そして、本作品の出演者でなんと言っても印象的なのは、天使プラプラを演じている井上真樹夫さん。
井上さんと言えば、アニメ「ルパン三世」の石川五ェ門役や、「宇宙海賊キャプテンハーロック」のハーロック役、「巨人の星」の花形満役などで有名で、口数の少ない(花形はそうでもないか)大人の男性役のイメージが強い声優・俳優さんです。
しかし、NHK-FMのラジオドラマではむしろ「もしかして時代劇」や「サハラの涙」、「完璧な涙」などでの、軽妙なナレーションのイメージが強い。
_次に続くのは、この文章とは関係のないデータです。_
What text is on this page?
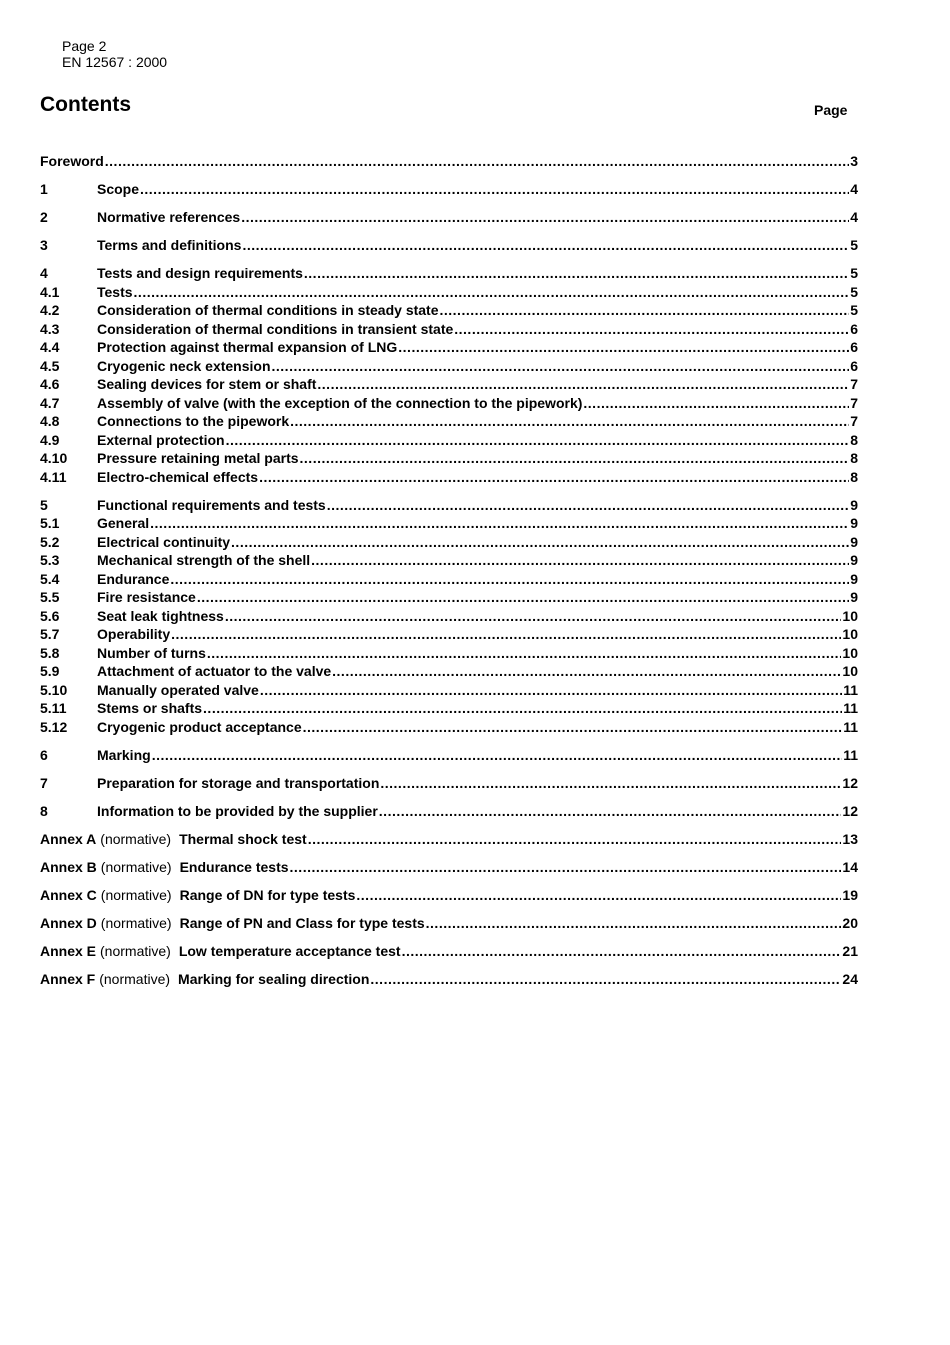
Page 2
EN 12567 : 2000
Contents	Page
Foreword .....	3
1	Scope .....	4
2	Normative references .....	4
3	Terms and definitions .....	5
4	Tests and design requirements .....	5
4.1	Tests .....	5
4.2	Consideration of thermal conditions in steady state .....	5
4.3	Consideration of thermal conditions in transient state .....	6
4.4	Protection against thermal expansion of LNG .....	6
4.5	Cryogenic neck extension .....	6
4.6	Sealing devices for stem or shaft .....	7
4.7	Assembly of valve (with the exception of the connection to the pipework) .....	7
4.8	Connections to the pipework .....	7
4.9	External protection .....	8
4.10	Pressure retaining metal parts .....	8
4.11	Electro-chemical effects .....	8
5	Functional requirements and tests .....	9
5.1	General .....	9
5.2	Electrical continuity .....	9
5.3	Mechanical strength of the shell .....	9
5.4	Endurance .....	9
5.5	Fire resistance .....	9
5.6	Seat leak tightness .....	10
5.7	Operability .....	10
5.8	Number of turns .....	10
5.9	Attachment of actuator to the valve .....	10
5.10	Manually operated valve .....	11
5.11	Stems or shafts .....	11
5.12	Cryogenic product acceptance .....	11
6	Marking .....	11
7	Preparation for storage and transportation .....	12
8	Information to be provided by the supplier .....	12
Annex A (normative) Thermal shock test .....	13
Annex B (normative) Endurance tests .....	14
Annex C (normative) Range of DN for type tests .....	19
Annex D (normative) Range of PN and Class for type tests .....	20
Annex E (normative) Low temperature acceptance test .....	21
Annex F (normative) Marking for sealing direction .....	24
その中でも本作品のプラプラは一段とはっちゃけたキャラクターで、井上さんの演技も五ェ門やハーロックと同じ人が演じているとは思えないテンションの高いもので、もはや怪演といってもよいほどです。
さすがにプロフェッショナルですね。
ちなみに、本作放送時点で井上さんは59歳くらいだったはずです。
本作品のプラプラの声は意識してか、結構、年齢を感じる声なのですが、五ェ門やハーロックの声を聞いていて年齢を感じたことがありません。
この辺もプロフェッショナルらしいところです。
また、丸尾聡さん脚色作品の恒例として、本作品でも脚本家の丸尾聡さん自身がカメオ出演されています。
サバイバル」、「オペレーション太陽(ソル)」、「世界でたったひとりの子」などにも出演されており、結構、丸尾さん出たがりですよね。
なお、丸尾さんが脚色された「精霊の守り人」などでは、世界設定を視聴者に説明する必要がある作品だったからか、ナレーションが多い印象があったのですが、本作品のナレーションは“ボク”による自然なモノローグになっており、違和感はありませんでした。

最後に「恒例」つながりで、本作品でみつけたNHK恒例の「言い換え」を紹介しますと、本作品には「ミセスドーナッツ」なる言葉が出てきています。
いうまでもなく例のドーナッツ屋さんを実在しない固有名詞に言い換えたもののようです。